# Help and tips for a school project?



## Dan_Vacant (May 28, 2012)

Okay so I'm sure most of you know it is close to the end of the year so there are projects and test galore. For my World Literature class I have to do a project relating to Macbeth, I chose to do a animated video and I would love to have some tips and pointers for making one (ecpesialy since it could make or break my grade). The material I have is free trials of Adobe flash and Illustrator, and I have the full version of Photo Shop, a friend was going to let me borrow his tablet but then he changed his mind, so I have to use a mouse.
for the audio I have audicity. and I also don't know witch part I should do for the video I was thinking the last scene of the last act but some one else is doing that with a star wars theme. So any tips for it?


----------



## MFB (May 28, 2012)

How long does it have to be?
Can you actually draw everything that you need to show and have it be understandable?
What are you going to do about dialogue since Flash doesn't have audio?

As an animation student, a 30 second short took me nearly 30-40 hours to fully animate and color using Flash and my Wacom tablet; and that wasn't anything totally cohesive and story-driven, it was a bunch of minor shorts/skits put together.


----------



## Dan_Vacant (May 28, 2012)

I was going to use audacity and maybe combine the video and audio with windows movie maker. and my friend suggested drawing a face then adding mouth and other facial features that I will move.


----------



## MFB (May 28, 2012)

It's going to look odd if nothing but the mouth moves since that's not how our muscle/facial features are supposed to work; it's a system, normally eyebrows move with the mouth and that's what creates emotions. If just the mouth moves it'll look like it's Photoshopped and you lose the illusion of reality you're trying to create through animation. 

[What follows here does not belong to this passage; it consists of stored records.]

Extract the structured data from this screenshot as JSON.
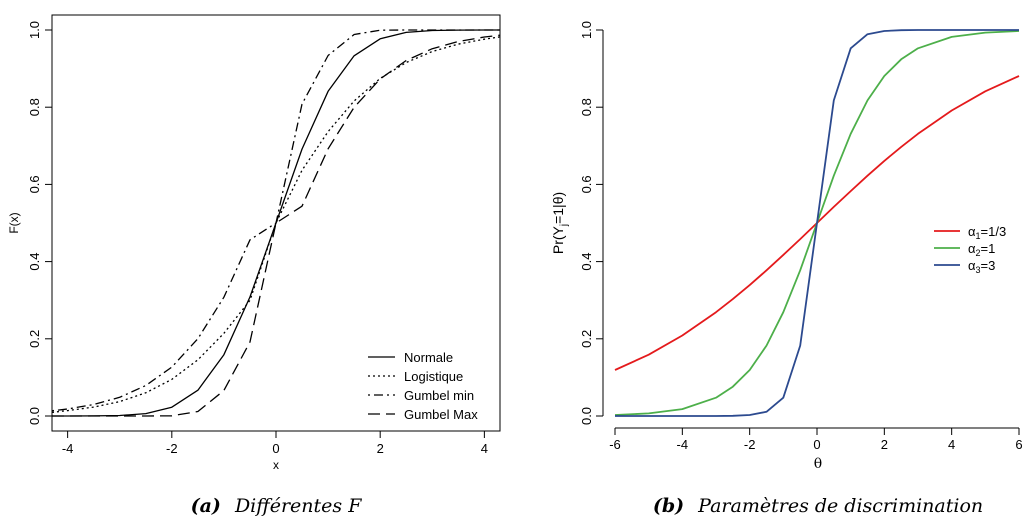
{
  "chart_data": [
    {
      "type": "line",
      "panel_letter": "(a)",
      "caption": "Différentes F",
      "xlabel": "x",
      "ylabel": "F(x)",
      "xlim": [
        -4.3,
        4.3
      ],
      "ylim": [
        0,
        1
      ],
      "x_ticks": [
        "-4",
        "-2",
        "0",
        "2",
        "4"
      ],
      "y_ticks": [
        "0.0",
        "0.2",
        "0.4",
        "0.6",
        "0.8",
        "1.0"
      ],
      "x": [
        -4.3,
        -4,
        -3.5,
        -3,
        -2.5,
        -2,
        -1.5,
        -1,
        -0.5,
        0,
        0.5,
        1,
        1.5,
        2,
        2.5,
        3,
        3.5,
        4,
        4.3
      ],
      "series": [
        {
          "name": "Normale",
          "style": "solid",
          "values": [
            0.0,
            0.0,
            0.0002,
            0.0013,
            0.0062,
            0.0228,
            0.0668,
            0.1587,
            0.3085,
            0.5,
            0.6915,
            0.8413,
            0.9332,
            0.9772,
            0.9938,
            0.9987,
            0.9998,
            1.0,
            1.0
          ]
        },
        {
          "name": "Logistique",
          "style": "dotted",
          "values": [
            0.0093,
            0.014,
            0.023,
            0.0374,
            0.0601,
            0.0948,
            0.1455,
            0.2142,
            0.2998,
            0.5,
            0.6365,
            0.7369,
            0.8161,
            0.8745,
            0.9158,
            0.9442,
            0.9635,
            0.9761,
            0.9822
          ]
        },
        {
          "name": "Gumbel min",
          "style": "dotdash",
          "values": [
            0.0135,
            0.0181,
            0.0297,
            0.0485,
            0.0789,
            0.1266,
            0.2002,
            0.3077,
            0.4564,
            0.5,
            0.8081,
            0.934,
            0.9883,
            0.9994,
            1.0,
            1.0,
            1.0,
            1.0,
            1.0
          ]
        },
        {
          "name": "Gumbel Max",
          "style": "dashed",
          "values": [
            0.0,
            0.0,
            0.0,
            0.0,
            0.0,
            0.0006,
            0.0117,
            0.066,
            0.1919,
            0.5,
            0.5436,
            0.6923,
            0.7998,
            0.8734,
            0.9211,
            0.9515,
            0.9703,
            0.9819,
            0.9865
          ]
        }
      ],
      "legend": "bottom-right"
    },
    {
      "type": "line",
      "panel_letter": "(b)",
      "caption": "Paramètres de discrimination",
      "xlabel": "θ",
      "ylabel": "Pr(Y_j=1|θ)",
      "xlim": [
        -6,
        6
      ],
      "ylim": [
        0,
        1
      ],
      "x_ticks": [
        "-6",
        "-4",
        "-2",
        "0",
        "2",
        "4",
        "6"
      ],
      "y_ticks": [
        "0.0",
        "0.2",
        "0.4",
        "0.6",
        "0.8",
        "1.0"
      ],
      "x": [
        -6,
        -5,
        -4,
        -3,
        -2.5,
        -2,
        -1.5,
        -1,
        -0.5,
        0,
        0.5,
        1,
        1.5,
        2,
        2.5,
        3,
        4,
        5,
        6
      ],
      "series": [
        {
          "name": "α1=1/3",
          "legend_base": "α",
          "legend_sub": "1",
          "legend_tail": "=1/3",
          "color": "#e41a1c",
          "values": [
            0.1192,
            0.1589,
            0.2086,
            0.2689,
            0.3029,
            0.3392,
            0.3775,
            0.4174,
            0.4584,
            0.5,
            0.5416,
            0.5826,
            0.6225,
            0.6608,
            0.6971,
            0.7311,
            0.7914,
            0.8411,
            0.8808
          ]
        },
        {
          "name": "α2=1",
          "legend_base": "α",
          "legend_sub": "2",
          "legend_tail": "=1",
          "color": "#4daf4a",
          "values": [
            0.0025,
            0.0067,
            0.018,
            0.0474,
            0.0759,
            0.1192,
            0.1824,
            0.2689,
            0.3775,
            0.5,
            0.6225,
            0.7311,
            0.8176,
            0.8808,
            0.9241,
            0.9526,
            0.982,
            0.9933,
            0.9975
          ]
        },
        {
          "name": "α3=3",
          "legend_base": "α",
          "legend_sub": "3",
          "legend_tail": "=3",
          "color": "#2c4a8f",
          "values": [
            0.0,
            0.0,
            0.0,
            0.0001,
            0.0006,
            0.0025,
            0.011,
            0.0474,
            0.1824,
            0.5,
            0.8176,
            0.9526,
            0.989,
            0.9975,
            0.9994,
            0.9999,
            1.0,
            1.0,
            1.0
          ]
        }
      ],
      "legend": "right"
    }
  ]
}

As a reference for the work ahead of you in animation, this is the film I was talking about before. The opening line sequence alone took about the 3 hours since I forgot how to work in Flash and had to measure each of the lines, set them in place and so forth. Again, it also depends on how long you're going to make it and how smooth you want the transitions to be. Normally a pose is held for two frames, and then it changes so you're doing a LOT of drawing. In this case, I drew on "threes" so I had less but this still reached over 150 drawings, and over 400 frames.

( ( ( o ) ) )


----------



## Dan_Vacant (May 28, 2012)

It's pretty cool and you put more effort into it then I will because I don't have a tablet. but most of my drawing is cartoony.


----------